Dramaworks had hoped to have a co-pro in 2018 with GableStage of the play with music Indecent, but an Equity rule sidelined that project—although Dramaworks loaned its costumes to the Coral Gables company when it did an independent production after Dramaworks’ own edition. But last winter, the two companies joined to produce the world premiere of Ordinary Americans about TV pioneer Gertrude Berg and the blacklist.

But few companies in the state have tried it more than once or twice. “We were living in our own little bubble,” Hayes said.

But cooperation has intensified since the shutdown. Hayes said previously confabs with Judy Mitchell, CEO at the Kravis Center, and Andrew Kato, producing artistic director at the Maltz Jupiter Theatre, became regular brainstorming sessions. “We were all friends before but we got really tighter and that’s a kind of beauty that came from it,” he said.  That paradigm spread as artistic directors around the state began conferring regularly and Dramaworks’ Managing Director Sue Ellen Beryl joined national conference calls with her colleagues across the country.

So when Hayes and Beryl projected an initial loss of a third of their regular audience when full productions begin in earnest someday, Hayes began exploring numerous ways to produce additional income.
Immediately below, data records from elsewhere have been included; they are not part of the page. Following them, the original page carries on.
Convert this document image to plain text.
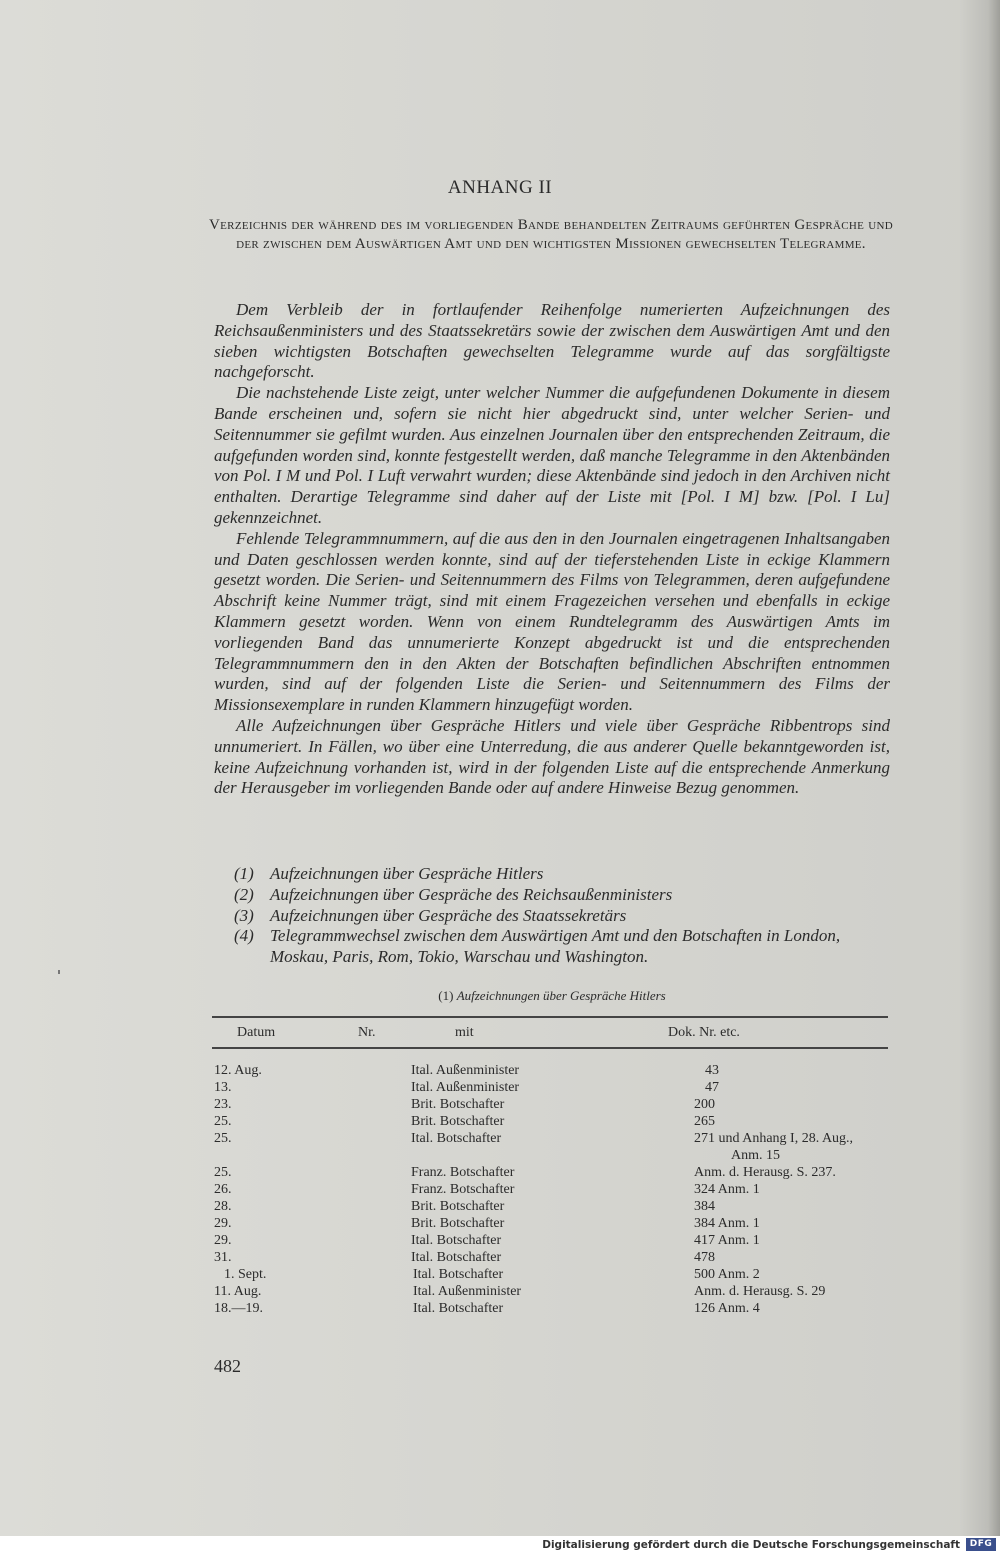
ANHANG II
Verzeichnis der während des im vorliegenden Bande behandelten Zeitraums geführten Gespräche und der zwischen dem Auswärtigen Amt und den wichtigsten Missionen gewechselten Telegramme.

Dem Verbleib der in fortlaufender Reihenfolge numerierten Aufzeichnungen des Reichsaußenministers und des Staatssekretärs sowie der zwischen dem Auswärtigen Amt und den sieben wichtigsten Botschaften gewechselten Telegramme wurde auf das sorgfältigste nachgeforscht.

Die nachstehende Liste zeigt, unter welcher Nummer die aufgefundenen Dokumente in diesem Bande erscheinen und, sofern sie nicht hier abgedruckt sind, unter welcher Serien- und Seitennummer sie gefilmt wurden. Aus einzelnen Journalen über den entsprechenden Zeitraum, die aufgefunden worden sind, konnte festgestellt werden, daß manche Telegramme in den Aktenbänden von Pol. I M und Pol. I Luft verwahrt wurden; diese Aktenbände sind jedoch in den Archiven nicht enthalten. Derartige Telegramme sind daher auf der Liste mit [Pol. I M] bzw. [Pol. I Lu] gekennzeichnet.

Fehlende Telegrammnummern, auf die aus den in den Journalen eingetragenen Inhaltsangaben und Daten geschlossen werden konnte, sind auf der tieferstehenden Liste in eckige Klammern gesetzt worden. Die Serien- und Seitennummern des Films von Telegrammen, deren aufgefundene Abschrift keine Nummer trägt, sind mit einem Fragezeichen versehen und ebenfalls in eckige Klammern gesetzt worden. Wenn von einem Rundtelegramm des Auswärtigen Amts im vorliegenden Band das unnumerierte Konzept abgedruckt ist und die entsprechenden Telegrammnummern den in den Akten der Botschaften befindlichen Abschriften entnommen wurden, sind auf der folgenden Liste die Serien- und Seitennummern des Films der Missionsexemplare in runden Klammern hinzugefügt worden.

Alle Aufzeichnungen über Gespräche Hitlers und viele über Gespräche Ribbentrops sind unnumeriert. In Fällen, wo über eine Unterredung, die aus anderer Quelle bekanntgeworden ist, keine Aufzeichnung vorhanden ist, wird in der folgenden Liste auf die entsprechende Anmerkung der Herausgeber im vorliegenden Bande oder auf andere Hinweise Bezug genommen.

(1) Aufzeichnungen über Gespräche Hitlers
(2) Aufzeichnungen über Gespräche des Reichsaußenministers
(3) Aufzeichnungen über Gespräche des Staatssekretärs
(4) Telegrammwechsel zwischen dem Auswärtigen Amt und den Botschaften in London, Moskau, Paris, Rom, Tokio, Warschau und Washington.
(1) Aufzeichnungen über Gespräche Hitlers
Datum	Nr.	mit	Dok. Nr. etc.
12. Aug.	Ital. Außenminister	43
13.	Ital. Außenminister	47
23.	Brit. Botschafter	200
25.	Brit. Botschafter	265
25.	Ital. Botschafter	271 und Anhang I, 28. Aug.,
Anm. 15
25.	Franz. Botschafter	Anm. d. Herausg. S. 237.
26.	Franz. Botschafter	324 Anm. 1
28.	Brit. Botschafter	384
29.	Brit. Botschafter	384 Anm. 1
29.	Ital. Botschafter	417 Anm. 1
31.	Ital. Botschafter	478
1. Sept.	Ital. Botschafter	500 Anm. 2
11. Aug.	Ital. Außenminister	Anm. d. Herausg. S. 29
18.—19.	Ital. Botschafter	126 Anm. 4
482
Digitalisierung gefördert durch die Deutsche Forschungsgemeinschaft	DFG
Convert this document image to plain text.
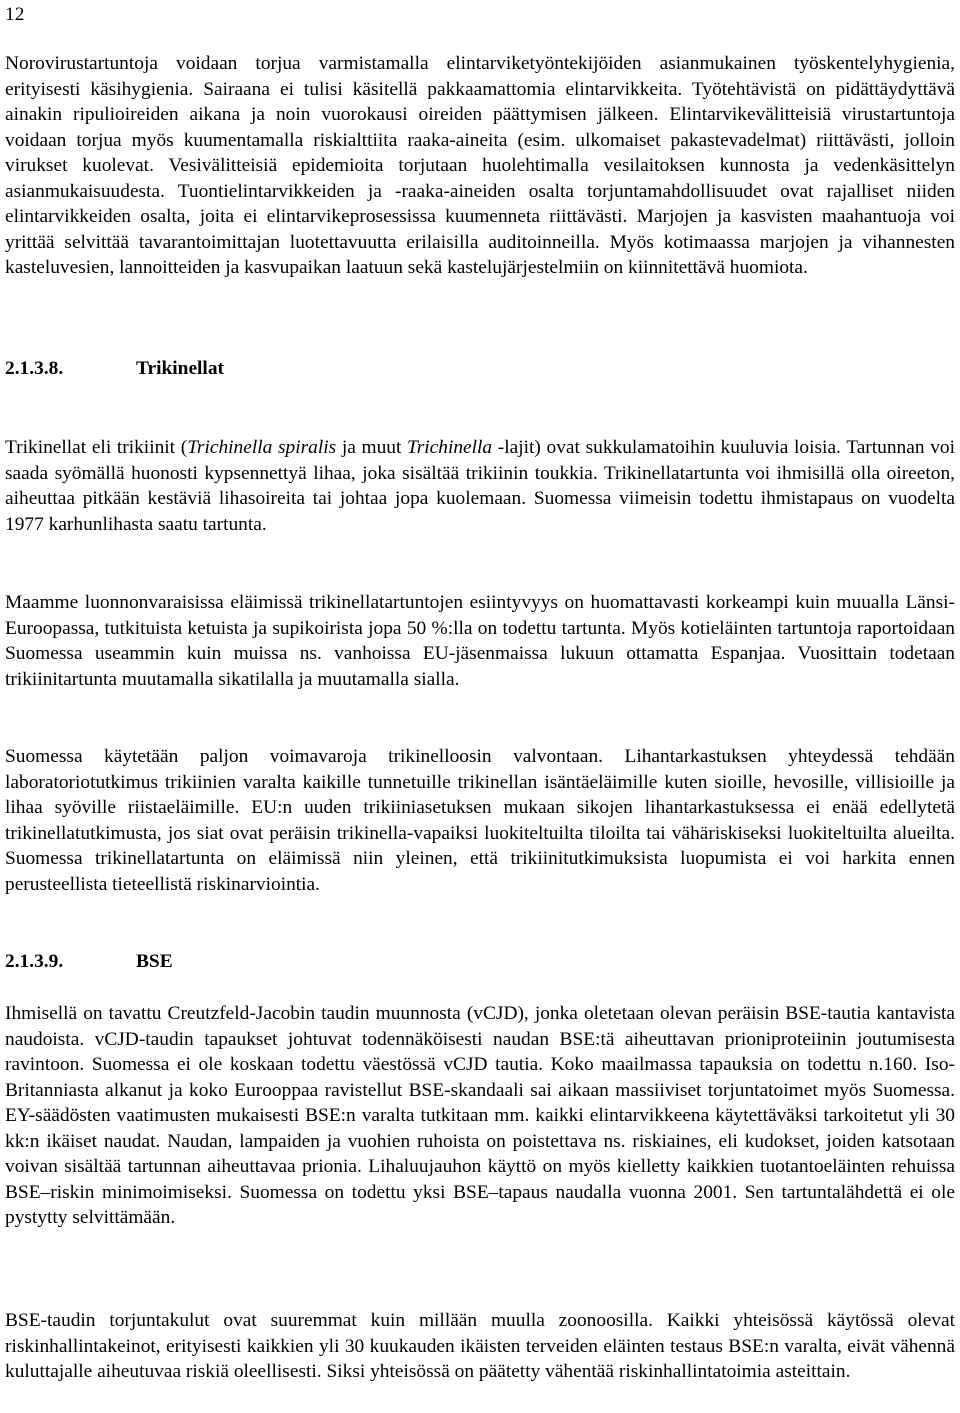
12

Norovirustartuntoja voidaan torjua varmistamalla elintarviketyöntekijöiden asianmukainen työskentelyhygienia, erityisesti käsihygienia. Sairaana ei tulisi käsitellä pakkaamattomia elintarvikkeita. Työtehtävistä on pidättäydyttävä ainakin ripulioireiden aikana ja noin vuorokausi oireiden päättymisen jälkeen. Elintarvikevälitteisiä virustartuntoja voidaan torjua myös kuumentamalla riskialttiita raaka-aineita (esim. ulkomaiset pakastevadelmat) riittävästi, jolloin virukset kuolevat. Vesivälitteisiä epidemioita torjutaan huolehtimalla vesilaitoksen kunnosta ja vedenkäsittelyn asianmukaisuudesta. Tuontielintarvikkeiden ja -raaka-aineiden osalta torjuntamahdollisuudet ovat rajalliset niiden elintarvikkeiden osalta, joita ei elintarvikeprosessissa kuumenneta riittävästi. Marjojen ja kasvisten maahantuoja voi yrittää selvittää tavarantoimittajan luotettavuutta erilaisilla auditoinneilla. Myös kotimaassa marjojen ja vihannesten kasteluvesien, lannoitteiden ja kasvupaikan laatuun sekä kastelujärjestelmiin on kiinnitettävä huomiota.

2.1.3.8.	Trikinellat

Trikinellat eli trikiinit (Trichinella spiralis ja muut Trichinella -lajit) ovat sukkulamatoihin kuuluvia loisia. Tartunnan voi saada syömällä huonosti kypsennettyä lihaa, joka sisältää trikiinin toukkia. Trikinellatartunta voi ihmisillä olla oireeton, aiheuttaa pitkään kestäviä lihasoireita tai johtaa jopa kuolemaan. Suomessa viimeisin todettu ihmistapaus on vuodelta 1977 karhunlihasta saatu tartunta.

Maamme luonnonvaraisissa eläimissä trikinellatartuntojen esiintyvyys on huomattavasti korkeampi kuin muualla Länsi-Euroopassa, tutkituista ketuista ja supikoirista jopa 50 %:lla on todettu tartunta. Myös kotieläinten tartuntoja raportoidaan Suomessa useammin kuin muissa ns. vanhoissa EU-jäsenmaissa lukuun ottamatta Espanjaa. Vuosittain todetaan trikiinitartunta muutamalla sikatilalla ja muutamalla sialla.

Suomessa käytetään paljon voimavaroja trikinelloosin valvontaan. Lihantarkastuksen yhteydessä tehdään laboratoriotutkimus trikiinien varalta kaikille tunnetuille trikinellan isäntäeläimille kuten sioille, hevosille, villisioille ja lihaa syöville riistaeläimille. EU:n uuden trikiiniasetuksen mukaan sikojen lihantarkastuksessa ei enää edellytetä trikinellatutkimusta, jos siat ovat peräisin trikinella-vapaiksi luokiteltuilta tiloilta tai vähäriskiseksi luokiteltuilta alueilta. Suomessa trikinellatartunta on eläimissä niin yleinen, että trikiinitutkimuksista luopumista ei voi harkita ennen perusteellista tieteellistä riskinarviointia.

2.1.3.9.	BSE

Ihmisellä on tavattu Creutzfeld-Jacobin taudin muunnosta (vCJD), jonka oletetaan olevan peräisin BSE-tautia kantavista naudoista. vCJD-taudin tapaukset johtuvat todennäköisesti naudan BSE:tä aiheuttavan prioniproteiinin joutumisesta ravintoon. Suomessa ei ole koskaan todettu väestössä vCJD tautia. Koko maailmassa tapauksia on todettu n.160. Iso-Britanniasta alkanut ja koko Eurooppaa ravistellut BSE-skandaali sai aikaan massiiviset torjuntatoimet myös Suomessa. EY-säädösten vaatimusten mukaisesti BSE:n varalta tutkitaan mm. kaikki elintarvikkeena käytettäväksi tarkoitetut yli 30 kk:n ikäiset naudat. Naudan, lampaiden ja vuohien ruhoista on poistettava ns. riskiaines, eli kudokset, joiden katsotaan voivan sisältää tartunnan aiheuttavaa prionia. Lihaluujauhon käyttö on myös kielletty kaikkien tuotantoeläinten rehuissa BSE–riskin minimoimiseksi. Suomessa on todettu yksi BSE–tapaus naudalla vuonna 2001. Sen tartuntalähdettä ei ole pystytty selvittämään.

BSE-taudin torjuntakulut ovat suuremmat kuin millään muulla zoonoosilla. Kaikki yhteisössä käytössä olevat riskinhallintakeinot, erityisesti kaikkien yli 30 kuukauden ikäisten terveiden eläinten testaus BSE:n varalta, eivät vähennä kuluttajalle aiheutuvaa riskiä oleellisesti. Siksi yhteisössä on päätetty vähentää riskinhallintatoimia asteittain.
He has become an enthusiastic advocate for filming live theater to distribute around the country and the world.

He reached out to the veteran Arisco because, among other reasons, he had “treated me with respect and kindness” even as Dramaworks was getting started. Like GableStage, the geographic distance from Actors Playhouse meant they expected no conflict in their patron pool.

Hayes expects more expansive co-productions post-pandemic as a regular facet of the local troupes – designing and physically moving shows between participating theaters’ stages.

“This is the beginning I think… of the new attitude, and we are trying to set the tone and hopefully an example of what can work and send a message to the community.”

The Belle of Amherst is available to download for a single livestream at the patron’s convenience April 2-6 from Palm Beach Dramaworks and Actors’ Playhouse. Subscribers to the 21020-21 season who did not request a refund have free one-time access.  Others can buy access for $30. For technical reasons, tickets can be purchased only through PBD’s website: www.palmbeachdramaworks.org or box office: 561.514.4042, ext. 2

Dramaworks will produce an entry in their Dramawise series via Zoom: An in-depth conversation about the play and a conversation with Hayes and Lowe on Wednesday, March 26, from 10 a.m. to noon. Tickets are $15 for non-subscribers and complimentary for subscribers.